Dieser erste Teil hat eine Reihe verschiedener Versionen durchlaufen. Jaeger zeigt detailliert und methodisch, wie Goethe mit dem Stoff kämpfte und vor allem die beiden Geschichten nicht nur sinnvoll miteinander zu verbinden, sondern auch eine Einheit zu erzielen versucht. Dabei kommt Goethes eigene Situation als Motivationsbasis gut zum Ausdruck. Das Leben in Weimar empfand er als einengend – „Studierstube“! – und seinem Weltendrang nicht angemessen. Der Italienaufenthalt war zwar für Goethe eine Befreiung von der Weimarer „Studierstuben-Enge“ einschließlich befriedigender bis glücklicher erotischer Erfahrungen, doch im „Faust“ schlug sich diese Weltöffnung nicht nieder, sondern sein Titelheld wurde noch mehr in Richtung des „alles oder nichts“ geschärft. Goethe konnte sich offensichtlich zu diesem Zeitpunkt noch nicht zum „verweilenden Augenblick“ durchringen und trennte – noch! – reales Leben und dramatische Arbeit. Einige Szenen wie die „Hexenküche“ jedoch entstanden aus römischen Erfahrungen.
Jaeger geht auf die Arbeit an „Faust I“ sehr detailliert ein und versieht jede Einfügung und Änderung mit entsprechenden Lebenssituationen des Autors, um so Autor und Werk konsistent miteinander zu verbinden. Für jede Variante findet er Begründungen, die sich entweder aus Goethes Leben oder seiner näheren und weiteren Umwelt erklären lassen. Die Lektüre der Entstehung von „Faust I“ ist wie ein Puzzlespiel, das sich langsam entwickelt und dabei zunehmend an Konsistenz gewinnt.
In „Faust II“ fehlt auf den ersten Blick das zupackende, realitätsnahe Narrativ. Die Sprünge zurück in die Antike oder ins Mittelalter wirken unmotiviert und verwirren den eine klassische Handlung erwartenden Leser. Doch Jaeger zeigt auf überzeugende Weise an der Entwicklung des zweiten Teils der Tragödie, wie Goethe die politischen und gesellschaftlichen Entwicklungen seiner Zeit verarbeitete. Da wirken die Zeitsprünge dann zwar immer noch surreal, aber durchaus verständlich.

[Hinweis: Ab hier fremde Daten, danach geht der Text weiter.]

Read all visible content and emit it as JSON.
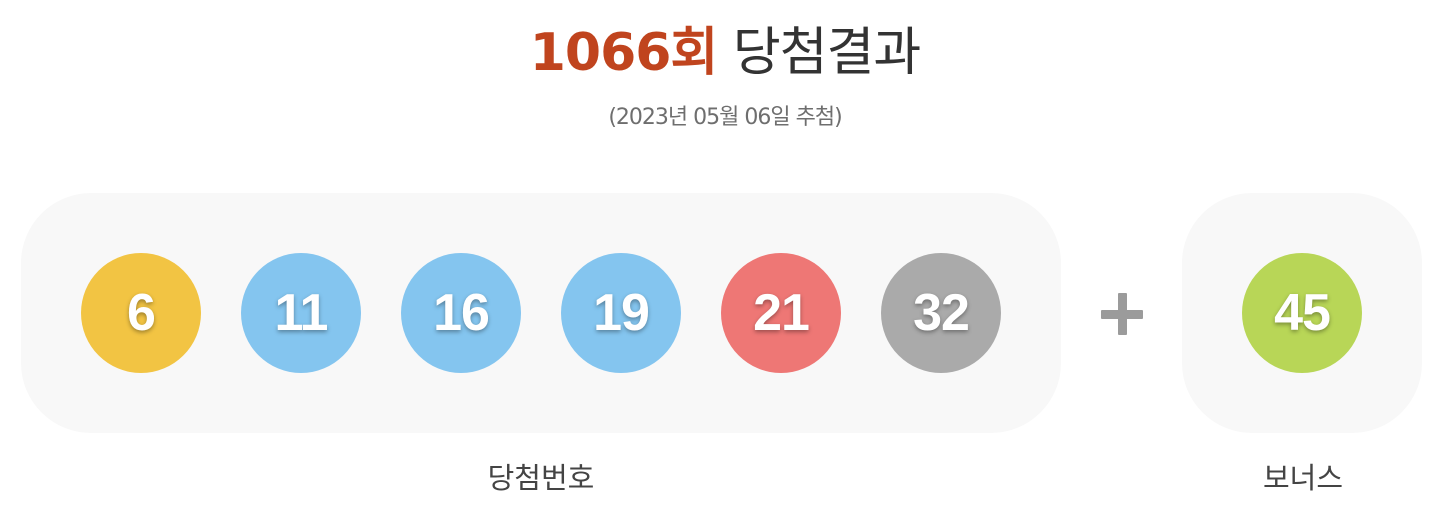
{
  "header": {
    "round": "1066회",
    "title": "당첨결과",
    "draw_date": "(2023년 05월 06일 추첨)"
  },
  "winning_numbers": [
    {
      "number": "6",
      "color": "#f2c443"
    },
    {
      "number": "11",
      "color": "#84c5ef"
    },
    {
      "number": "16",
      "color": "#84c5ef"
    },
    {
      "number": "19",
      "color": "#84c5ef"
    },
    {
      "number": "21",
      "color": "#ee7775"
    },
    {
      "number": "32",
      "color": "#aaaaaa"
    }
  ],
  "bonus_number": {
    "number": "45",
    "color": "#b8d657"
  },
  "separator_icon": "plus-icon",
  "labels": {
    "winning": "당첨번호",
    "bonus": "보너스"
  },
  "colors": {
    "accent": "#c0441e",
    "panel_background": "#f8f8f8"
  }
}
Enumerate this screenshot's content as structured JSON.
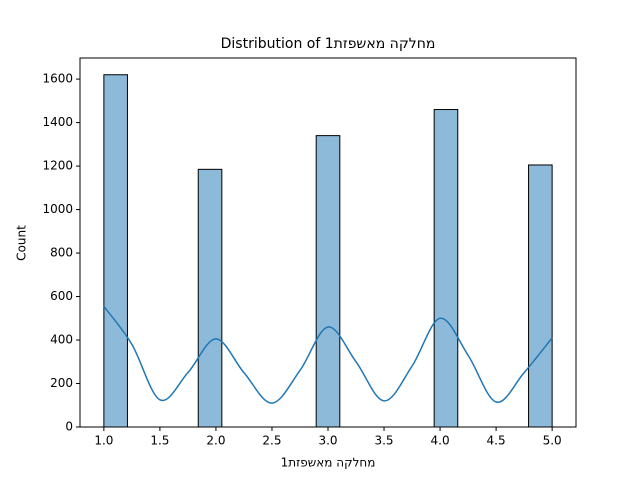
{
  "chart_data": {
    "type": "histogram",
    "title": "Distribution of מחלקה מאשפזת1",
    "xlabel": "מחלקה מאשפזת1",
    "ylabel": "Count",
    "bins": [
      1.0,
      1.2105,
      1.4211,
      1.6316,
      1.8421,
      2.0526,
      2.2632,
      2.4737,
      2.6842,
      2.8947,
      3.1053,
      3.3158,
      3.5263,
      3.7368,
      3.9474,
      4.1579,
      4.3684,
      4.5789,
      4.7895,
      5.0
    ],
    "counts": [
      1620,
      0,
      0,
      0,
      1185,
      0,
      0,
      0,
      0,
      1340,
      0,
      0,
      0,
      0,
      1460,
      0,
      0,
      0,
      1205
    ],
    "color": "#8ebad9",
    "edgecolor": "#000000",
    "kde": {
      "color": "#1f77b4",
      "x": [
        1.0,
        1.25,
        1.5,
        1.75,
        2.0,
        2.25,
        2.5,
        2.75,
        3.0,
        3.25,
        3.5,
        3.75,
        4.0,
        4.25,
        4.5,
        4.75,
        5.0
      ],
      "y": [
        555,
        380,
        125,
        250,
        405,
        250,
        110,
        260,
        460,
        300,
        120,
        280,
        500,
        330,
        115,
        250,
        410
      ]
    },
    "xlim": [
      0.787,
      5.213
    ],
    "ylim": [
      0,
      1697
    ],
    "xticks": [
      {
        "value": 1.0,
        "label": "1.0"
      },
      {
        "value": 1.5,
        "label": "1.5"
      },
      {
        "value": 2.0,
        "label": "2.0"
      },
      {
        "value": 2.5,
        "label": "2.5"
      },
      {
        "value": 3.0,
        "label": "3.0"
      },
      {
        "value": 3.5,
        "label": "3.5"
      },
      {
        "value": 4.0,
        "label": "4.0"
      },
      {
        "value": 4.5,
        "label": "4.5"
      },
      {
        "value": 5.0,
        "label": "5.0"
      }
    ],
    "yticks": [
      0,
      200,
      400,
      600,
      800,
      1000,
      1200,
      1400,
      1600
    ]
  }
}
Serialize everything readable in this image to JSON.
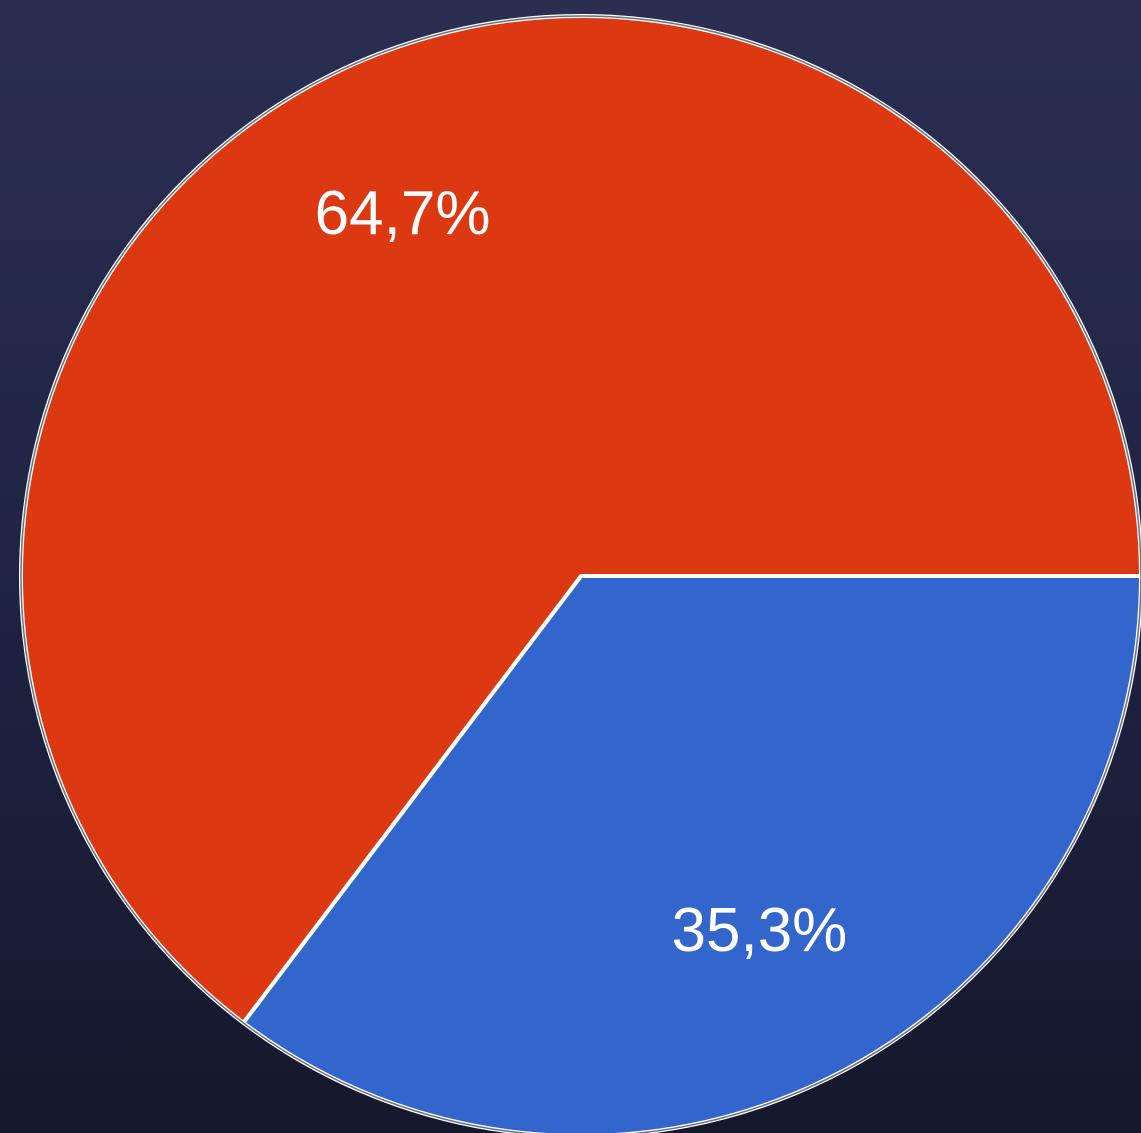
{
  "chart_data": {
    "type": "pie",
    "values": [
      35.3,
      64.7
    ],
    "value_labels": [
      "35,3%",
      "64,7%"
    ],
    "colors": [
      "#3366cc",
      "#dc3912"
    ]
  }
}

Der romantische, fast lyrische Beginn mit Fausts „Erwachen in Arkadien“ verweist auf Goethes Liebe zu den südlichen Gefilden – Arkadien gleich Italien – und verdeutlicht noch einmal die klassische Versuchung des zum Verweilen verlockenden Augenblicks. Laut Jaeger rangen tatsächlich zwei Seelen in Goethes Brust: die den Augenblick bewusst genießende und die zur Erkenntnis vorwärts drängende. Im Gegensatz zur vorherrschenden letzteren Seele der Jugend in „Faust I“ – Stichwort „Sturm und Drang“ – gewinnt die kontemplative Seele im Alter zunehmend die Oberhand. Das weist Jaeger auch im dritten Akt an Hand der ausgedehnten „Helena-Affäre“ nach, in der Goethe noch einmal das Versinken im erotischen Augenblick feiert.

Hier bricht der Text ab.